Hardware-Software Co-Design Course

AI for HPC Systems

poster image 1

Course Objective

This training program aims to build a practical understanding of how modern AI workloads are developed and executed on high-performance computing (HPC) systems. Participants will gain insight into the hardware, software, and system-level foundations that enable large-scale AI applications, ranging from computer vision and multimodal systems to large language models.

The program is designed to provide both foundational knowledge and hands-on experience in AI on HPC environments.
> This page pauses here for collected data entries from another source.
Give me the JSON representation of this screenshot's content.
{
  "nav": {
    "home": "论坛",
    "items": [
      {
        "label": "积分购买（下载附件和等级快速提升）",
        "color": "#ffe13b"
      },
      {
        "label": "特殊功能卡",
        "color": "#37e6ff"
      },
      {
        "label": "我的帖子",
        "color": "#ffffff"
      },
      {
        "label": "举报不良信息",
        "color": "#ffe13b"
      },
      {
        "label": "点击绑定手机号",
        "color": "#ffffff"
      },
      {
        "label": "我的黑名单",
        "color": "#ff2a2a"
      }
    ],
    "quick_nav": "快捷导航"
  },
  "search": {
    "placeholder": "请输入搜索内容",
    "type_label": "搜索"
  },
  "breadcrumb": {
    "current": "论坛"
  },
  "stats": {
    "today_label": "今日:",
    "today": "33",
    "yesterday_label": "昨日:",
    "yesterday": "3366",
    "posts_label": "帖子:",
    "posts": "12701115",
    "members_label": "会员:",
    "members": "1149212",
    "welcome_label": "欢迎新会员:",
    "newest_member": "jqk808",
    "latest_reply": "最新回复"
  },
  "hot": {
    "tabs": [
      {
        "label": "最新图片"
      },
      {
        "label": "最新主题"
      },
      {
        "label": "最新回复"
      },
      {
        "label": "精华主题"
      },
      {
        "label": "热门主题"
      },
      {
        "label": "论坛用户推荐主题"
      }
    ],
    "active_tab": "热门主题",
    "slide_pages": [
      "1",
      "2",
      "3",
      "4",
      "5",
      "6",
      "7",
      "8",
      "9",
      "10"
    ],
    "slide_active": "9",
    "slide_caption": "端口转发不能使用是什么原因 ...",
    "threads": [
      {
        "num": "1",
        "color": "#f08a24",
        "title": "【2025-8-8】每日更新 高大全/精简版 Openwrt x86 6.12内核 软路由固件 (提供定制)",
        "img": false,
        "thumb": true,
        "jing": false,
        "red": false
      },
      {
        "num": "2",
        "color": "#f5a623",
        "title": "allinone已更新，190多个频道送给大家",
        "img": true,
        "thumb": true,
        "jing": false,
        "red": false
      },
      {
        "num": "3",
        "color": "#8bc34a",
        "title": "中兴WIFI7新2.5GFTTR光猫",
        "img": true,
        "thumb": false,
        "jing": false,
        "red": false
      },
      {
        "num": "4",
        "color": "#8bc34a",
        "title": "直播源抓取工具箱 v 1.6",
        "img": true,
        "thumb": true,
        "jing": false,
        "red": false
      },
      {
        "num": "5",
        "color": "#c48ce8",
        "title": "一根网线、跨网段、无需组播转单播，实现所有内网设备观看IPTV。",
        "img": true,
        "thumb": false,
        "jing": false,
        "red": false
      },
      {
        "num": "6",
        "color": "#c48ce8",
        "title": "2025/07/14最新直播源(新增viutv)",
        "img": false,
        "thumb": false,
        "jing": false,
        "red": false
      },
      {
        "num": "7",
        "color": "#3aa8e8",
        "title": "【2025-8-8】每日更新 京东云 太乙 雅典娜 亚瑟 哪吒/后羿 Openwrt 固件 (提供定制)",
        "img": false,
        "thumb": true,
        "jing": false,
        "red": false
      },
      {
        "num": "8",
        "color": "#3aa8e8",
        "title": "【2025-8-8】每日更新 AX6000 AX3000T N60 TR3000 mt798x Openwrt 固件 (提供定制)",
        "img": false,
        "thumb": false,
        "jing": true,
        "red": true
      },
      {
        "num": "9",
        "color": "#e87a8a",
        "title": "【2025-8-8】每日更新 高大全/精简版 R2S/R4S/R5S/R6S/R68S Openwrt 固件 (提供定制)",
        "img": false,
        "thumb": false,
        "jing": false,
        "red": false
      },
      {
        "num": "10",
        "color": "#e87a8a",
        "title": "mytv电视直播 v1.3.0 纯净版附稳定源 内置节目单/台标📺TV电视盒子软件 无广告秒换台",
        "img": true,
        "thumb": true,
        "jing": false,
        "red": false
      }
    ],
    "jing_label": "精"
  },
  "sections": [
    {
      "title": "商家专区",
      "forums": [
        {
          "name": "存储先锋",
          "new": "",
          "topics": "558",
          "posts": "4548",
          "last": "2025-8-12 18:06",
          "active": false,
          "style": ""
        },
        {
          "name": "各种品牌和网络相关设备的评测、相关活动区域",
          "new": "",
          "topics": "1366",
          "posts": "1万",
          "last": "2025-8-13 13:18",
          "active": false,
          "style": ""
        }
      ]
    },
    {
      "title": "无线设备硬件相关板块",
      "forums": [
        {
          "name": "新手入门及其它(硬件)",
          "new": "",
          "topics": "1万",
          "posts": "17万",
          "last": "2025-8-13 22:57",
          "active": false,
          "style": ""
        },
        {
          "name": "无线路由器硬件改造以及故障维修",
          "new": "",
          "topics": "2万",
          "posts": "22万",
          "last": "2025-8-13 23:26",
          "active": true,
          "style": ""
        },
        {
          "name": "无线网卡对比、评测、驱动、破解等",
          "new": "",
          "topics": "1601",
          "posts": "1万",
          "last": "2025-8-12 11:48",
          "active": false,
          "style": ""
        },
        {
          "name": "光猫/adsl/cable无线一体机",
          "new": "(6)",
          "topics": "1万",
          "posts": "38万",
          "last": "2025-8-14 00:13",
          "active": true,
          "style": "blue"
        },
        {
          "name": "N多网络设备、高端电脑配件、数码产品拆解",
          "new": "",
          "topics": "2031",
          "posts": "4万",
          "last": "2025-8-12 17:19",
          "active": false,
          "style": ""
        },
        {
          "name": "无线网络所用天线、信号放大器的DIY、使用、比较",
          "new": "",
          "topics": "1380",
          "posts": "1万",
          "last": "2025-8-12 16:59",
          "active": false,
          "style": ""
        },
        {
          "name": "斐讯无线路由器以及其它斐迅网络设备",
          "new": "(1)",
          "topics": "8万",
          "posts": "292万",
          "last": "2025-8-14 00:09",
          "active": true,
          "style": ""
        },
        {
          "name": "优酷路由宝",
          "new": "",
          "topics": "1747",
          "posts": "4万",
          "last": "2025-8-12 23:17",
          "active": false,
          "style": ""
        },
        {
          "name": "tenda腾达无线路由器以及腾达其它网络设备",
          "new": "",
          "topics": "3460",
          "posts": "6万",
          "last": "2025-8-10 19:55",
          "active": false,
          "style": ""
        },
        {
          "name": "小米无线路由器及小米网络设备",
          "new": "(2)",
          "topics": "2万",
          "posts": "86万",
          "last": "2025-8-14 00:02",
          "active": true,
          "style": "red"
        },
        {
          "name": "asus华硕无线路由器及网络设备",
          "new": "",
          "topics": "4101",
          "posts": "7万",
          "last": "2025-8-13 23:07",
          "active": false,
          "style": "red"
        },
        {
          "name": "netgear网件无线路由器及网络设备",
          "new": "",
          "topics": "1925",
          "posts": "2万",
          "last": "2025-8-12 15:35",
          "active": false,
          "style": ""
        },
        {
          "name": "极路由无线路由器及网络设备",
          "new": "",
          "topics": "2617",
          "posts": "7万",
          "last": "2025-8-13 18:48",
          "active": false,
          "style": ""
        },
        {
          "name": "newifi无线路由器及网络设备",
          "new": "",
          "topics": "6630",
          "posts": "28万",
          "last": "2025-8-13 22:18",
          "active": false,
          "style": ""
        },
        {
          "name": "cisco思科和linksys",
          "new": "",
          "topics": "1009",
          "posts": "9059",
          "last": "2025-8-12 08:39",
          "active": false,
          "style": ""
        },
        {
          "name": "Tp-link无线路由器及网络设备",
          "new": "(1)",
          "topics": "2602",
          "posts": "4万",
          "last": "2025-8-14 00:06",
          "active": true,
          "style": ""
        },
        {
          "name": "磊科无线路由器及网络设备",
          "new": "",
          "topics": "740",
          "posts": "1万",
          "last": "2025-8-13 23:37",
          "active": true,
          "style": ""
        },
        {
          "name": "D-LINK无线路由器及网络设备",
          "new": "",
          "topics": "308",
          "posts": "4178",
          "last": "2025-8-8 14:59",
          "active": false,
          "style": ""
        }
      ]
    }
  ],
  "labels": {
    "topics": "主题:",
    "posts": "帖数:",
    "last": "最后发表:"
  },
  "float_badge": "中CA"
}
Participants will learn how to train, optimize, deploy, and scale AI workloads while developing practical skills in distributed computing, model serving, inference optimization, and AI compiler technologies that bridge machine learning frameworks and modern hardware platforms.

Learning Outcomes

By the end of this training, participants will understand the architecture and operation of modern supercomputing systems and how AI workloads in vision, language, and multimodal domains are executed efficiently on large-scale computing infrastructure. They will be able to work confidently within HPC Linux environments, manage computational resources using Slurm, and scale AI training from single-GPU systems to multi-GPU and multi-node clusters.

Participants will gain practical experience in building LLM-based applications, including retrieval-augmented generation (RAG) pipelines and agentic AI workflows. They will learn techniques for optimizing inference performance through quantization, batching, and model compression while also developing an introductory understanding of AI compiler technologies such as MLIR and LLVM, enabling them to appreciate how modern AI models are mapped and optimized for hardware execution.

Training Modules

Module 1: Introduction to Supercomputing Systems

1.1 Overview of High-Performance Computing and its Role in AI

1.2 Cluster Components: Nodes, CPUs, GPUs, Memory, Storage, and Interconnects

1.3 Working in an HPC Linux Environment

1.4 Submitting and Managing Jobs with Slurm

Module 2: AI Vision Systems for HPC Workloads

2.1 Foundations of Deep Learning for Computer Vision

2.2 Detection, Segmentation, and Classification Models

2.3 Data Pipelines and Preprocessing for Large Datasets

2.4 Training and Evaluating Vision Models on HPC Platforms

Module 3: Large Language Models and Multimodal AI

3.1 Transformer Architectures and Foundations of LLMs

3.2 Multimodal Models Combining Vision and Language

3.3 Fine-Tuning and Parameter-Efficient Methods (LoRA)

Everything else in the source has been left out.